After year of work, OSU electric car team places second in inaugural EcoMarathon

electric race car

The Beaver Bolt was designed, created and raced by OSU students.

Last summer, a team of dedicated Oregon State University engineering students began work on a brand-new electric racing car named the Beaver Bolt. They worked through the school year to complete the vehicle, which debuted in its first big race April 23-24.

The team placed second in the Shell EcoMarathon in Detroit, Michigan, competing against 13 other teams. The Beaver Bolt traveled with an efficiency of 8600 mpg equivalency (414 km/kWH).

Led by advisor Christopher Hoyle from the College of Engineering’s School of Mechanical, Industrial and Manufacturing Engineering , the crew was comprised of members of the Oregon State American Society of Mechanical Engineers (ASME) club, led by Chase Jones and Austin Sandifer, as well as Mechanical and Industrial and Electrical Engineering capstone team members.

“This is a great showing for their first year,” Hoyle said. “They worked hard and were well organized, and it paid off.”

The marathon challenges students around the world to design, build and drive the most energy-efficient car possible. There are three international marathons, with the American version taking place in Detroit. The Beaver Bolt team competed in the prototype/battery-electric category.

During the event, team members also gave back to fellow competitors. Senior electrical engineer Brian Bove used his down time during the marathon to assist other competitors with electrical issues, without which help they may have missed the chance to race.

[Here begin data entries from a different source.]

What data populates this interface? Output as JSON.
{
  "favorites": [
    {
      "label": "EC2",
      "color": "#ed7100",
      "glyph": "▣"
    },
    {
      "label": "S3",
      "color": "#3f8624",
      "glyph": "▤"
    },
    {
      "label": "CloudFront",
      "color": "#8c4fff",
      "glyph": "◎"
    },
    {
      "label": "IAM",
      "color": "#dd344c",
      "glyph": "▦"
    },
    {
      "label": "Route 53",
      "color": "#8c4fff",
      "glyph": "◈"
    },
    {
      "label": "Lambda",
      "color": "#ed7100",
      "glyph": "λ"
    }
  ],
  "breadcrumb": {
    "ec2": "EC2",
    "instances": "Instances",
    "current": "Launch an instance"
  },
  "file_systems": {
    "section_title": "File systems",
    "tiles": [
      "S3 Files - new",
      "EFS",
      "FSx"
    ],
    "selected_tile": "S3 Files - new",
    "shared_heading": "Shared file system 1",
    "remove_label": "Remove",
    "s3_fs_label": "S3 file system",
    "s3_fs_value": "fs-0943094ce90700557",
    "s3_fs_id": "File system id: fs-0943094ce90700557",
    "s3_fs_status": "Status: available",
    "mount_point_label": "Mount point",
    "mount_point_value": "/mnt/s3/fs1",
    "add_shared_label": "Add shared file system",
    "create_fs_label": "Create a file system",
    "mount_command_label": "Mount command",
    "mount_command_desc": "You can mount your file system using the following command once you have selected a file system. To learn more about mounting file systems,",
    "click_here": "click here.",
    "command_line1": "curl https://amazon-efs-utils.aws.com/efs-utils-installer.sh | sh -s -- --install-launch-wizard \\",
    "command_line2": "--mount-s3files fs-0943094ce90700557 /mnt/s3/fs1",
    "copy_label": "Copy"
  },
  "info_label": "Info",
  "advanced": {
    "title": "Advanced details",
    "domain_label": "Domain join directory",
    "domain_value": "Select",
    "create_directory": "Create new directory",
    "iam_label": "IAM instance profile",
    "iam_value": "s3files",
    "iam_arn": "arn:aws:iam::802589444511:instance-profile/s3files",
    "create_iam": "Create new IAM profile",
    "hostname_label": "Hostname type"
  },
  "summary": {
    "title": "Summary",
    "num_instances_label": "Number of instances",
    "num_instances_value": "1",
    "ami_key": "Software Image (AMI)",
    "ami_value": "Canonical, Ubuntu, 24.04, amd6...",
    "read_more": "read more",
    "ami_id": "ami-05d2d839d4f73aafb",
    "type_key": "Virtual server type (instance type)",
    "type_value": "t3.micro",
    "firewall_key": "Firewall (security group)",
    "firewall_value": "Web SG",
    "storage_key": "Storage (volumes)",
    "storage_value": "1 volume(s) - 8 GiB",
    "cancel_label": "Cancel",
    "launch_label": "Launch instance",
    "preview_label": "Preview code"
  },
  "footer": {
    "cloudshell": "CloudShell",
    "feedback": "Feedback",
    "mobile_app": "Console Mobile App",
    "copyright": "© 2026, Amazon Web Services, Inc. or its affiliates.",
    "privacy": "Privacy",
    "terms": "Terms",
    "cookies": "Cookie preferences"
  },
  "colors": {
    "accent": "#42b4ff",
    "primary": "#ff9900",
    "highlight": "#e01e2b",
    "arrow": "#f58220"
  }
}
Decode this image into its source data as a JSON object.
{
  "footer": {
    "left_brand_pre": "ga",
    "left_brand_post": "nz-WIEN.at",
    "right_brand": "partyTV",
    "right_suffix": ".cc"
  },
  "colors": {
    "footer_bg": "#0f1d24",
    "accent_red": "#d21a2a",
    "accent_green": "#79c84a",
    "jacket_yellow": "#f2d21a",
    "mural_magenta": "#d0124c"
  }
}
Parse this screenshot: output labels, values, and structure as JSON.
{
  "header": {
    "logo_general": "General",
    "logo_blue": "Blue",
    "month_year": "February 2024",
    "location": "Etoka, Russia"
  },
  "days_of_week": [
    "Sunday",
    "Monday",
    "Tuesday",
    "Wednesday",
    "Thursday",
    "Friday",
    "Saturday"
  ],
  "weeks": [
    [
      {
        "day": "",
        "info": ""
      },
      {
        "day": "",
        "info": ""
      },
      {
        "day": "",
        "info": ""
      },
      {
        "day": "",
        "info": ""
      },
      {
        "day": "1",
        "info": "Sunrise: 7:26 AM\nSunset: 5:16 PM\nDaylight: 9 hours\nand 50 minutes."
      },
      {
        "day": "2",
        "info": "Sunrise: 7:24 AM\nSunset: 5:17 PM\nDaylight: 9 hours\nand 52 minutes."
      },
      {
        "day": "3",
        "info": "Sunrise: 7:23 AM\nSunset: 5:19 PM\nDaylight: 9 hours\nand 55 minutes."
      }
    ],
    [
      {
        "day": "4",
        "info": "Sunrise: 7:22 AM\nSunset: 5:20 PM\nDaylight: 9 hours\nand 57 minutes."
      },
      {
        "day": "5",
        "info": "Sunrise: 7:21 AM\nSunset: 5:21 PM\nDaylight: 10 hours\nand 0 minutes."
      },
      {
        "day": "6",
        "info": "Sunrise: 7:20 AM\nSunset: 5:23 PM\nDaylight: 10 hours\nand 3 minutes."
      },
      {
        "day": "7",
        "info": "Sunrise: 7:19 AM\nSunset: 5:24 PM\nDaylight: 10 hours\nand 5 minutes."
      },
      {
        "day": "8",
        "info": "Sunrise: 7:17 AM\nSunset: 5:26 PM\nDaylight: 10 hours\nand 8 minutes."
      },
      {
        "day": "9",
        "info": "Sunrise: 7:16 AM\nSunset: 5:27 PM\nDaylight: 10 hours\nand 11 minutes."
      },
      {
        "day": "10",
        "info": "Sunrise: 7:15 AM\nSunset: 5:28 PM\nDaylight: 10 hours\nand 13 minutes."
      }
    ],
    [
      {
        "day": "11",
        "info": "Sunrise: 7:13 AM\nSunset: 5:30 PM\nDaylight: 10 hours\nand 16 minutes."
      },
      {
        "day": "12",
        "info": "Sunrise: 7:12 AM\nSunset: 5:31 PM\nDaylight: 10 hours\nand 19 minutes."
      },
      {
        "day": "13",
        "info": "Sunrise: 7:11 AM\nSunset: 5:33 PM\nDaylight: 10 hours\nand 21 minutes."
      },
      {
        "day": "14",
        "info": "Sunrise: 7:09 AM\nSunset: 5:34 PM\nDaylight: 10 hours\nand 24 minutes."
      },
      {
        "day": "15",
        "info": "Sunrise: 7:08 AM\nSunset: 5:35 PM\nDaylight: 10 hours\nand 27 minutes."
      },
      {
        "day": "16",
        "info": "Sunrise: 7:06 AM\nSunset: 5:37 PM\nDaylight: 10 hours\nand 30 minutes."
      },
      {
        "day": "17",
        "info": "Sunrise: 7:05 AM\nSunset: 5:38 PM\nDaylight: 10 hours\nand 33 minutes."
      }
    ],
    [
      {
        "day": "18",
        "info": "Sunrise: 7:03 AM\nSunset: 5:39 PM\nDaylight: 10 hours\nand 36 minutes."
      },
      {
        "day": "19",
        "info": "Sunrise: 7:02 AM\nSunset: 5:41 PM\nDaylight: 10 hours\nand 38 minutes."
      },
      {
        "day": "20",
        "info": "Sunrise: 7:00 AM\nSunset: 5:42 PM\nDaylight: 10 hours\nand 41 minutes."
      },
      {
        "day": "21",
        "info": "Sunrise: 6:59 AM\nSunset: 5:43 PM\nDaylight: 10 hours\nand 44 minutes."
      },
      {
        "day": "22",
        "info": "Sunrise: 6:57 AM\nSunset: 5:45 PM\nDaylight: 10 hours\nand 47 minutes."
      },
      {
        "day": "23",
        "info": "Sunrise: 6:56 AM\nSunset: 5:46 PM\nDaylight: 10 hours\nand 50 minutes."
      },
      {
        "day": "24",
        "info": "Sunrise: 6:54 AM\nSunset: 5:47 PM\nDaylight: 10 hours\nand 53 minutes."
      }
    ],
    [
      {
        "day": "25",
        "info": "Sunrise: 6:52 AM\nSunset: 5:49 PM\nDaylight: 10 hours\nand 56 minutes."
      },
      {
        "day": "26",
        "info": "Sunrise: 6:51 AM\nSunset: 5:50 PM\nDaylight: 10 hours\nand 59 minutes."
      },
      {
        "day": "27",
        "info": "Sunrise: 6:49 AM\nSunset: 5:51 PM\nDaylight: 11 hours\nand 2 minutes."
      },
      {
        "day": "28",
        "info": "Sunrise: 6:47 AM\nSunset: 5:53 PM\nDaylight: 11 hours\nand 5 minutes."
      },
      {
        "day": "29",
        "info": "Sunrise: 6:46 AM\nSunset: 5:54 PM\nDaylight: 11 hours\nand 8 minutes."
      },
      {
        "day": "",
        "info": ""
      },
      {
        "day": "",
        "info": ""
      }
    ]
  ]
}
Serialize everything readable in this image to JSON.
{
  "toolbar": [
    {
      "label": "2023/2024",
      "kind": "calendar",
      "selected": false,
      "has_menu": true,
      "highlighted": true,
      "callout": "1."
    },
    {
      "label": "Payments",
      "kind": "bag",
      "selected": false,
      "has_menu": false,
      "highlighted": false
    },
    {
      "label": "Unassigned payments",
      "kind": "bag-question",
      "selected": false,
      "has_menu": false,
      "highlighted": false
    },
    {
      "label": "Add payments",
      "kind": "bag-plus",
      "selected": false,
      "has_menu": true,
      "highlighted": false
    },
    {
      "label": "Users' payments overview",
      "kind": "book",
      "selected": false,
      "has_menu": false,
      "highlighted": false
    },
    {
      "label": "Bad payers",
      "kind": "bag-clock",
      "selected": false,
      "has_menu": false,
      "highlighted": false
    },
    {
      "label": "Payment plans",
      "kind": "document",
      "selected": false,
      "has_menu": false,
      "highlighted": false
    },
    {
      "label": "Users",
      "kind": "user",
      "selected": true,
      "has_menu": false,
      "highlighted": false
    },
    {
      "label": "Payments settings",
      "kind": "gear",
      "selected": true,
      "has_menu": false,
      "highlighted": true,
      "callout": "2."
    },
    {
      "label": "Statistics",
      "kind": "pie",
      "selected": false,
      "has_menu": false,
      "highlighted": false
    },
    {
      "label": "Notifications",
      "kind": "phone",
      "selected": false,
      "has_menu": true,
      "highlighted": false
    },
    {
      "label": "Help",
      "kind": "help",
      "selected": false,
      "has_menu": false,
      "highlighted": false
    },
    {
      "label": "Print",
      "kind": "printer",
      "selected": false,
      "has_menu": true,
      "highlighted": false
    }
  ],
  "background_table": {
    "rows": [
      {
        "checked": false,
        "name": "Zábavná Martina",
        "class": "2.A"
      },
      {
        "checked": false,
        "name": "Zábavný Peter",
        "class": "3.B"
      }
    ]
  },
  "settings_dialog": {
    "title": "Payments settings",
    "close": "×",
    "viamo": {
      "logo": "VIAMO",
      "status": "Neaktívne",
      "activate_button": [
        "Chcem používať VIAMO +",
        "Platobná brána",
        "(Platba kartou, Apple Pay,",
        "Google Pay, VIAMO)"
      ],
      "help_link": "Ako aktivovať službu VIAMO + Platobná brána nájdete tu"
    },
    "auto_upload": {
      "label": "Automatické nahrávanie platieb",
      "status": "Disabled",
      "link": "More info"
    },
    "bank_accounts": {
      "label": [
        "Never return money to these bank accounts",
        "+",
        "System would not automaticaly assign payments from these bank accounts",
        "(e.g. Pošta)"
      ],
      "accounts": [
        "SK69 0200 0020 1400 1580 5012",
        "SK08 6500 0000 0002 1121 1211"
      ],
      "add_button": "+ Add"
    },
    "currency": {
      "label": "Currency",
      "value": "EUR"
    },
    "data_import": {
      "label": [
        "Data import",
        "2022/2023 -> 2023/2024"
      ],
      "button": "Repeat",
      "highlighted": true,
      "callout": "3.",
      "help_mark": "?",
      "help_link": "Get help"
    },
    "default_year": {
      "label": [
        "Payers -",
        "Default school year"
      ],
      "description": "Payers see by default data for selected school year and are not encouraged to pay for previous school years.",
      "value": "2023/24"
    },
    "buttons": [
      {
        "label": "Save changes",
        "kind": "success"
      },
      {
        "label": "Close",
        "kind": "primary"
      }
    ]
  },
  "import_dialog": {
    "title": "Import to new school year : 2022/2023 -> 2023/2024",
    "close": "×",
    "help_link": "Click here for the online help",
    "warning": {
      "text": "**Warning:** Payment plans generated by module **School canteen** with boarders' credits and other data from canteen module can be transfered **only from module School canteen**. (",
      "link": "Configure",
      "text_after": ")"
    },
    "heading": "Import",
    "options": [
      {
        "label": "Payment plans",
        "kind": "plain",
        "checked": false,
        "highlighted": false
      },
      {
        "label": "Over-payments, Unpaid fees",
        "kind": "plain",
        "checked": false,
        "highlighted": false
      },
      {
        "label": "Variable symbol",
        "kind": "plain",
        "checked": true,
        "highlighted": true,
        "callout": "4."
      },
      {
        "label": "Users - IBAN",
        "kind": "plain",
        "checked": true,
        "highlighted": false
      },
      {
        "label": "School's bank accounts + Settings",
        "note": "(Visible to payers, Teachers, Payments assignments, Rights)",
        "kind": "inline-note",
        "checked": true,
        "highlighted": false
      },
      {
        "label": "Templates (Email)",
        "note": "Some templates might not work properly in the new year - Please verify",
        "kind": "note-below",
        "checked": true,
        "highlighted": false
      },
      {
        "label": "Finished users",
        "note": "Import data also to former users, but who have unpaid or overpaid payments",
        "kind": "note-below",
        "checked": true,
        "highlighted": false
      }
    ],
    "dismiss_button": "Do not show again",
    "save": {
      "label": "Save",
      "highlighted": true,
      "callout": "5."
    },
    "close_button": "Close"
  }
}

The students’ participation in the competition was made possible by a number of fundraising efforts, as well as round-the-clock work before the marathon to complete the project. The team raised $25,000 in cash and materials from donors. Members of MIME, EECS and the College of Business also worked together to make the event a reality for the students.

“This competition challenges engineering students to design a vehicle that is relevant to the technological needs on the national agenda,” Hoyle said, “green, sustainable and efficient transportation.”